Coming back to the sound on the album, you said it’s hard for you to describe it, but while writing, does everything come naturally to you guys? Some bands have a deliberate plan. Is that the case with you?
It’s always very natural. We never plan, we never even talk about the music (laughs). We just come together at the rehearsal place and then the first riff comes. We write the songs from that. There’s never any direction to what we’re trying to do. It’s always very natural.
That’s awesome. The album comes out in June and after that you’ll be doing the Mayhem Fest in America. That’s pretty much America’s biggest mainstream metal festival going around. You’ve done a lot of successful headline and support tours in the States, but this must be a big step for you guys to get that kind of exposure.
Yeah, I guess as a metal festival it is quite mainstream. I don’t know if there is any other metal thing going on in the States when it comes to festival tours. We’ve been kind of always looking forward to play those big festival tours in the States. Either the timing or the money wasn’t somehow making it possible, but timing-wise and business-wise, this time it was doable so we decided to get on it, even though we’re going to miss most of the summer here in Europe. But we still think it’s the right time to do a big festival tour in the States. We’re really looking forward to it and they have a lot of bands we’ve toured with before, so it’s going to be fun.
Yeah, it’s interesting because usually European bands stick to the summer festival season which is so prevalent in Europe. You’re missing out on it this year then!
Yeah, of course, we’ll miss out on it this time which is a shame. The festivals are always fun here in Europe and also as a European band it’s definitely good to be here. But this time we chose to be in the States. Well, we do have a chance to do almost all the June festivals here in Europe, so I guess we’ll be able to do both things.
In October of last year, you guys did a show in India. I heard a lot of interesting things about that, good and bad. What was that experience like for you overall?

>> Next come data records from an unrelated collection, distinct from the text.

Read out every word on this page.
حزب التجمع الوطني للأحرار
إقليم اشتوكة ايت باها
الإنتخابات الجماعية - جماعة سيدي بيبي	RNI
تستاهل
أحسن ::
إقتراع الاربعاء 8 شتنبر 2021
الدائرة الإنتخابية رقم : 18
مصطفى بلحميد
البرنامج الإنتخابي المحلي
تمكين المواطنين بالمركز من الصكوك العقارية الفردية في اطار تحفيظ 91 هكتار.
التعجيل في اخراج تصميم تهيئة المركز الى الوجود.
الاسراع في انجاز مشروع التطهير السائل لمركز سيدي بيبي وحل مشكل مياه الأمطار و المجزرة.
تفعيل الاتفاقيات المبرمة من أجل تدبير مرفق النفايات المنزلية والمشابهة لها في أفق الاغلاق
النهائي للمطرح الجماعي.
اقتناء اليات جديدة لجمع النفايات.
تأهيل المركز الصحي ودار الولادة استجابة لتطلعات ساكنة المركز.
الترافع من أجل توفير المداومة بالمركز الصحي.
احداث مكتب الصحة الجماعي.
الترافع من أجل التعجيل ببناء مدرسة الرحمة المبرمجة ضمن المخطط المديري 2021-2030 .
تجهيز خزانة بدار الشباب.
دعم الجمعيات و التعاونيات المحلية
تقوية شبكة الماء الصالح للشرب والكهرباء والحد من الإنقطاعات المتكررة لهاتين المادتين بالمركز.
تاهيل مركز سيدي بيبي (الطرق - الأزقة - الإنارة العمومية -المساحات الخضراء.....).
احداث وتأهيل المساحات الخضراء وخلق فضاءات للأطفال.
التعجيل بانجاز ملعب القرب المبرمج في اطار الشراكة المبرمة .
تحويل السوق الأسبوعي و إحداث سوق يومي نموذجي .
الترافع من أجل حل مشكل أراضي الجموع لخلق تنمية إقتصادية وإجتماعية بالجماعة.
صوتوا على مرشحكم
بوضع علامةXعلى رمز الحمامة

It was just one show, and we spent only three days in India. It was kind of like a mainstream festival. I didn’t really know any of the other bands that were playing there. So when we showed up at the place, we realized that there is no roof over the stage. It was the main stage too, and it was already raining. I think it rained the whole day, which is not the case in India often, specially at that time of the year. But then we were like, ‘What can we do?’ Our crew was saying that it’s quite dangerous to play with electric instruments when it’s raining, and that we cannot play if there’s no roof and if it’s going to continue raining. But then we knew that there’s 5000 Indian metalheads who had been waiting there the whole day for us to play. It was a really bad scenario, but then they found these picnic tents. They built one tent for each member of the band on stage. I don’t think it looked good in the lights but everybody was under a tent and we played the show. So it was really interesting but we managed to play anyway, even though it was probably not the best looking show we ever had (laughs). It was still better than having to cancel it.
That’s funny! It must have been dangerous though, even with the tents. Did you feel scared or anything?
Well, the rain was not too heavy anymore. It was just sprinkling, and we also trusted our crew when they said it was fine to play. So I guess we were fine, not scared (laughs).
It must have been different also in the sense that bands normally don’t travel to a country that far away for just one show. The tour usually consists of at least a few shows. So, was that the longest trip you’ve ever done for a one-off show?
I think so! Ten years ago we also played a one-off show in Mexico, but yeah, this India show was probably the longest distance we’ve travelled for in at least ten years (laughs).